Aug 23, 2010

Government Fund Divests from Settlement Companies

Last year, Norwatch revealed that the Norwegian government pension fund had invested Africa Israel Investments and in its subsidiary Danya Cebus Ltd, which build settlement on occupied West Bank. Today, the Norwegian Ministry of Finance announced that the Pension Fund has divested from both firms, as well as a Malaysian forest company.

Africa Israel Investments Ltd. is the parent company of several subsidiaries with interests in property development, infrastructure and energy. The company holds a majority stake in Danya Cebus, a construction company involved in developing settlements in occupied Palestinian territory.

The Fund's Council on Ethics emphasises that the construction of settlements in occupied areas is a violation of the Geneva Convention relative to the Protection of Civilian Persons in Time of War (the fourth Geneva Convention) and that the Pension Fund runs an unacceptable risk of contributing to serious violations of individual rights in situations of war and conflict by investing in these two companies.
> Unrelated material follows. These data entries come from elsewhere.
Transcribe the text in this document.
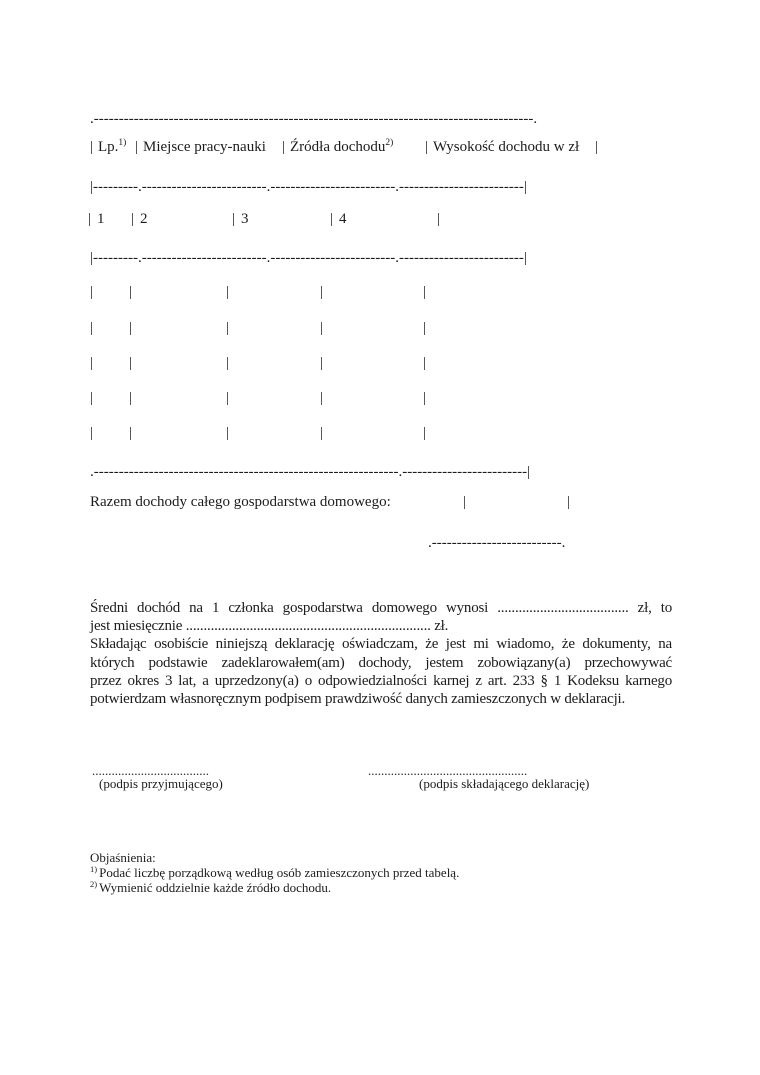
.----------------------------------------------------------------------------------------.
| Lp.$^{1)}$ | Miejsce pracy-nauki | Źródła dochodu$^{2)}$ | Wysokość dochodu w zł |
|---------.-------------------------.-------------------------.-------------------------|
| 1 | 2	| 3	| 4	|
|---------.-------------------------.-------------------------.-------------------------|
| |	|	|	|
| |	|	|	|
| |	|	|	|
| |	|	|	|
| |	|	|	|
.-------------------------------------------------------------.-------------------------|
Razem dochody całego gospodarstwa domowego:	|	|
.--------------------------.
Średni dochód na 1 członka gospodarstwa domowego wynosi ..................................... zł, to
jest miesięcznie ..................................................................... zł.
Składając osobiście niniejszą deklarację oświadczam, że jest mi wiadomo, że dokumenty, na
których podstawie zadeklarowałem(am) dochody, jestem zobowiązany(a) przechowywać
przez okres 3 lat, a uprzedzony(a) o odpowiedzialności karnej z art. 233 § 1 Kodeksu karnego
potwierdzam własnoręcznym podpisem prawdziwość danych zamieszczonych w deklaracji.
....................................
(podpis przyjmującego)
.................................................
(podpis składającego deklarację)
Objaśnienia:
$^{1)}$ Podać liczbę porządkową według osób zamieszczonych przed tabelą.
$^{2)}$ Wymienić oddzielnie każde źródło dochodu.
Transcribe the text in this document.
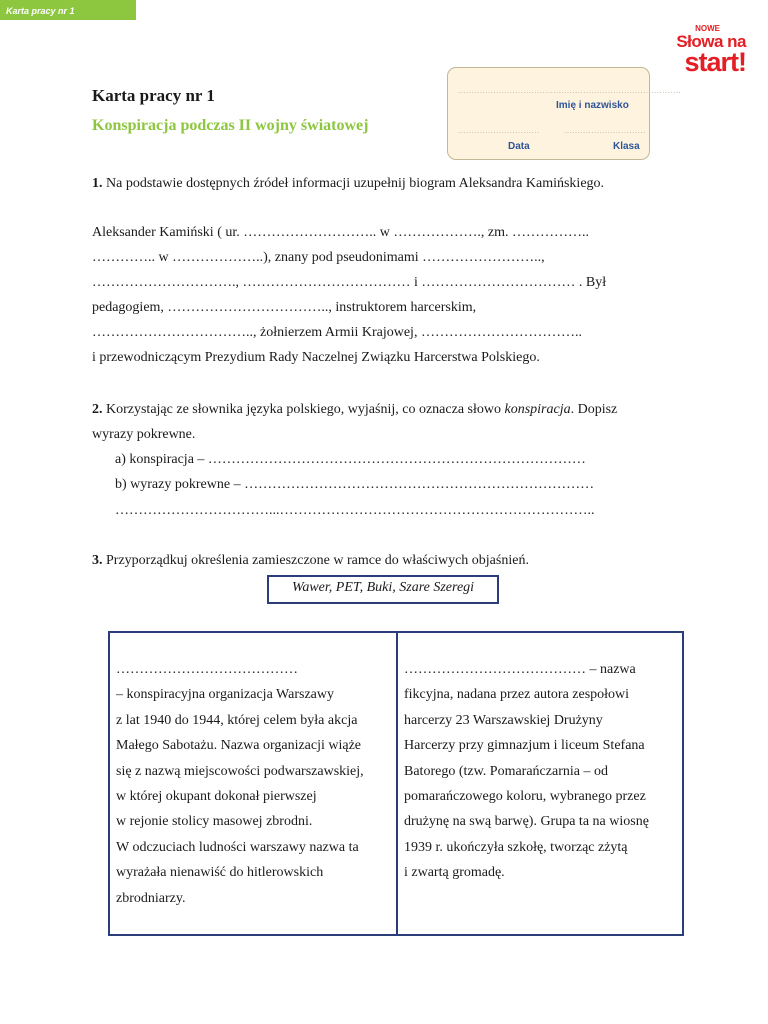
Karta pracy nr 1
NOWE
Słowa na
start!
Karta pracy nr 1
Konspiracja podczas II wojny światowej
..................................................................................
Imię i nazwisko
..............................	..............................
Data	Klasa
1. Na podstawie dostępnych źródeł informacji uzupełnij biogram Aleksandra Kamińskiego.
Aleksander Kamiński ( ur. ……………………….. w ………………., zm. ……………..
………….. w ………………..), znany pod pseudonimami ……………………..,
…………………………., ……………………………… i …………………………… . Był
pedagogiem, …………………………….., instruktorem harcerskim,
…………………………….., żołnierzem Armii Krajowej, ……………………………..
i przewodniczącym Prezydium Rady Naczelnej Związku Harcerstwa Polskiego.
2. Korzystając ze słownika języka polskiego, wyjaśnij, co oznacza słowo konspiracja. Dopisz
wyrazy pokrewne.
a) konspiracja – ………………………………………………………………………
b) wyrazy pokrewne – …………………………………………………………………
……………………………...…………………………………………………………..
3. Przyporządkuj określenia zamieszczone w ramce do właściwych objaśnień.
Wawer, PET, Buki, Szare Szeregi
…………………………………
– konspiracyjna organizacja Warszawy
z lat 1940 do 1944, której celem była akcja
Małego Sabotażu. Nazwa organizacji wiąże
się z nazwą miejscowości podwarszawskiej,
w której okupant dokonał pierwszej
w rejonie stolicy masowej zbrodni.
W odczuciach ludności warszawy nazwa ta
wyrażała nienawiść do hitlerowskich
zbrodniarzy.
………………………………… – nazwa
fikcyjna, nadana przez autora zespołowi
harcerzy 23 Warszawskiej Drużyny
Harcerzy przy gimnazjum i liceum Stefana
Batorego (tzw. Pomarańczarnia – od
pomarańczowego koloru, wybranego przez
drużynę na swą barwę). Grupa ta na wiosnę
1939 r. ukończyła szkołę, tworząc zżytą
i zwartą gromadę.
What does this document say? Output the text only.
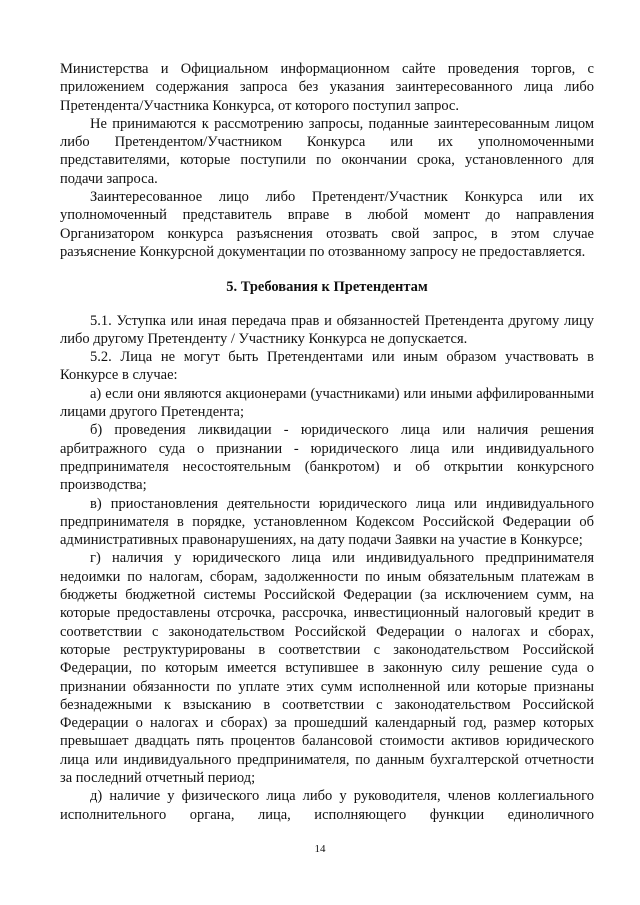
Министерства и Официальном информационном сайте проведения торгов, с приложением содержания запроса без указания заинтересованного лица либо Претендента/Участника Конкурса, от которого поступил запрос.

Не принимаются к рассмотрению запросы, поданные заинтересованным лицом либо Претендентом/Участником Конкурса или их уполномоченными представителями, которые поступили по окончании срока, установленного для подачи запроса.

Заинтересованное лицо либо Претендент/Участник Конкурса или их уполномоченный представитель вправе в любой момент до направления Организатором конкурса разъяснения отозвать свой запрос, в этом случае разъяснение Конкурсной документации по отозванному запросу не предоставляется.

5. Требования к Претендентам

5.1. Уступка или иная передача прав и обязанностей Претендента другому лицу либо другому Претенденту / Участнику Конкурса не допускается.

5.2. Лица не могут быть Претендентами или иным образом участвовать в Конкурсе в случае:

а) если они являются акционерами (участниками) или иными аффилированными лицами другого Претендента;

б) проведения ликвидации - юридического лица или наличия решения арбитражного суда о признании - юридического лица или индивидуального предпринимателя несостоятельным (банкротом) и об открытии конкурсного производства;

в) приостановления деятельности юридического лица или индивидуального предпринимателя в порядке, установленном Кодексом Российской Федерации об административных правонарушениях, на дату подачи Заявки на участие в Конкурсе;

г) наличия у юридического лица или индивидуального предпринимателя недоимки по налогам, сборам, задолженности по иным обязательным платежам в бюджеты бюджетной системы Российской Федерации (за исключением сумм, на которые предоставлены отсрочка, рассрочка, инвестиционный налоговый кредит в соответствии с законодательством Российской Федерации о налогах и сборах, которые реструктурированы в соответствии с законодательством Российской Федерации, по которым имеется вступившее в законную силу решение суда о признании обязанности по уплате этих сумм исполненной или которые признаны безнадежными к взысканию в соответствии с законодательством Российской Федерации о налогах и сборах) за прошедший календарный год, размер которых превышает двадцать пять процентов балансовой стоимости активов юридического лица или индивидуального предпринимателя, по данным бухгалтерской отчетности за последний отчетный период;

д) наличие у физического лица либо у руководителя, членов коллегиального исполнительного органа, лица, исполняющего функции единоличного

14
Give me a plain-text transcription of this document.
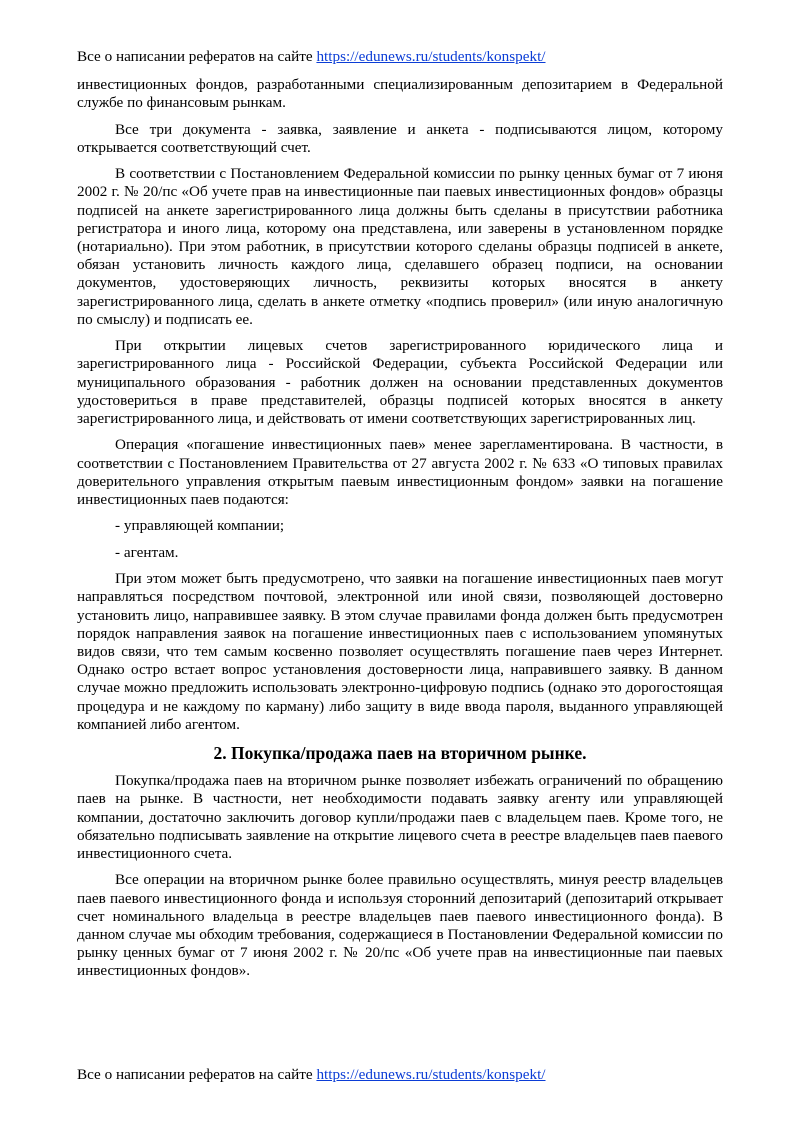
Все о написании рефератов на сайте https://edunews.ru/students/konspekt/

инвестиционных фондов, разработанными специализированным депозитарием в Федеральной службе по финансовым рынкам.

Все три документа - заявка, заявление и анкета - подписываются лицом, которому открывается соответствующий счет.

В соответствии с Постановлением Федеральной комиссии по рынку ценных бумаг от 7 июня 2002 г. № 20/пс «Об учете прав на инвестиционные паи паевых инвестиционных фондов» образцы подписей на анкете зарегистрированного лица должны быть сделаны в присутствии работника регистратора и иного лица, которому она представлена, или заверены в установленном порядке (нотариально). При этом работник, в присутствии которого сделаны образцы подписей в анкете, обязан установить личность каждого лица, сделавшего образец подписи, на основании документов, удостоверяющих личность, реквизиты которых вносятся в анкету зарегистрированного лица, сделать в анкете отметку «подпись проверил» (или иную аналогичную по смыслу) и подписать ее.

При открытии лицевых счетов зарегистрированного юридического лица и зарегистрированного лица - Российской Федерации, субъекта Российской Федерации или муниципального образования - работник должен на основании представленных документов удостовериться в праве представителей, образцы подписей которых вносятся в анкету зарегистрированного лица, и действовать от имени соответствующих зарегистрированных лиц.

Операция «погашение инвестиционных паев» менее зарегламентирована. В частности, в соответствии с Постановлением Правительства от 27 августа 2002 г. № 633 «О типовых правилах доверительного управления открытым паевым инвестиционным фондом» заявки на погашение инвестиционных паев подаются:

- управляющей компании;

- агентам.

При этом может быть предусмотрено, что заявки на погашение инвестиционных паев могут направляться посредством почтовой, электронной или иной связи, позволяющей достоверно установить лицо, направившее заявку. В этом случае правилами фонда должен быть предусмотрен порядок направления заявок на погашение инвестиционных паев с использованием упомянутых видов связи, что тем самым косвенно позволяет осуществлять погашение паев через Интернет. Однако остро встает вопрос установления достоверности лица, направившего заявку. В данном случае можно предложить использовать электронно-цифровую подпись (однако это дорогостоящая процедура и не каждому по карману) либо защиту в виде ввода пароля, выданного управляющей компанией либо агентом.

2. Покупка/продажа паев на вторичном рынке.

Покупка/продажа паев на вторичном рынке позволяет избежать ограничений по обращению паев на рынке. В частности, нет необходимости подавать заявку агенту или управляющей компании, достаточно заключить договор купли/продажи паев с владельцем паев. Кроме того, не обязательно подписывать заявление на открытие лицевого счета в реестре владельцев паев паевого инвестиционного счета.

Все операции на вторичном рынке более правильно осуществлять, минуя реестр владельцев паев паевого инвестиционного фонда и используя сторонний депозитарий (депозитарий открывает счет номинального владельца в реестре владельцев паев паевого инвестиционного фонда). В данном случае мы обходим требования, содержащиеся в Постановлении Федеральной комиссии по рынку ценных бумаг от 7 июня 2002 г. № 20/пс «Об учете прав на инвестиционные паи паевых инвестиционных фондов».

Все о написании рефератов на сайте https://edunews.ru/students/konspekt/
“The Council on Ethics bases its recommendation on the fact that the international community is united in the view that the area east of the 1967 line is occupied territory and as such comes under the purview of the fourth Geneva Convention. Several United Nations Security Council resolutions and an International Court of Justice advisory opinion have concluded that the construction of Israeli settlements in occupied Palestinian territory is prohibited under this Convention. I have therefore accepted the recommendation of the Council on Ethics and am excluding Africa Israel Investments and Danya Cebus from the fund’s investment portfolio,” says Minister of Finance Sigbjørn Johnsen in the press release.

The Malaysian firm Samling Global was thrown out because the fund’s Council on Ethics finds that the company has contributed to illegal logging and severe environmental damage. 31 December 2009, the investment of the Norwegian governmetn in Samling amounted to 8,1 million Norwegian kroners.

Danske Bank sold Africa Israel-shares earlier this year following the revelations by Norwatch.

The press release of the Norwegian Ministry of Finances, says nothing of the investment in Africa Israel Investment’s sister firm Africa Israel Properties. By 31 December 2009, the Norwegian government owned 2,2 million kroners in Africa Israel Properties.

Support Builds for Boycotts Against Israel, Activists Say

[Code Pink launched a boycott of the cosmetic company Ahava because its products are manufactured in an Israeli settlement.]

WASHINGTON - In May, rock legend Elvis Costello canceled his gig in Israel. Then, in June, a group of unionized dock workers in San Francisco refused to unload an Israeli ship. In August, a food co-op in Washington state removed Israeli products from its shelves.

The so-called "boycott, divestment, and sanctions'' movement aimed at pressuring Israel to withdraw from land claimed by Palestinians has long been considered a fringe effort inside the United States, with no hope of garnering mainstream support enjoyed by the anti-apartheid campaign against South Africa of the 1980s.
But in recent months, particularly after an Israeli raid on a flotilla delivering supplies to Palestinians, organizers are pointing to evidence that the movement has picked up momentum, even as Israelis and Palestinians are moving toward a new round of peace talks.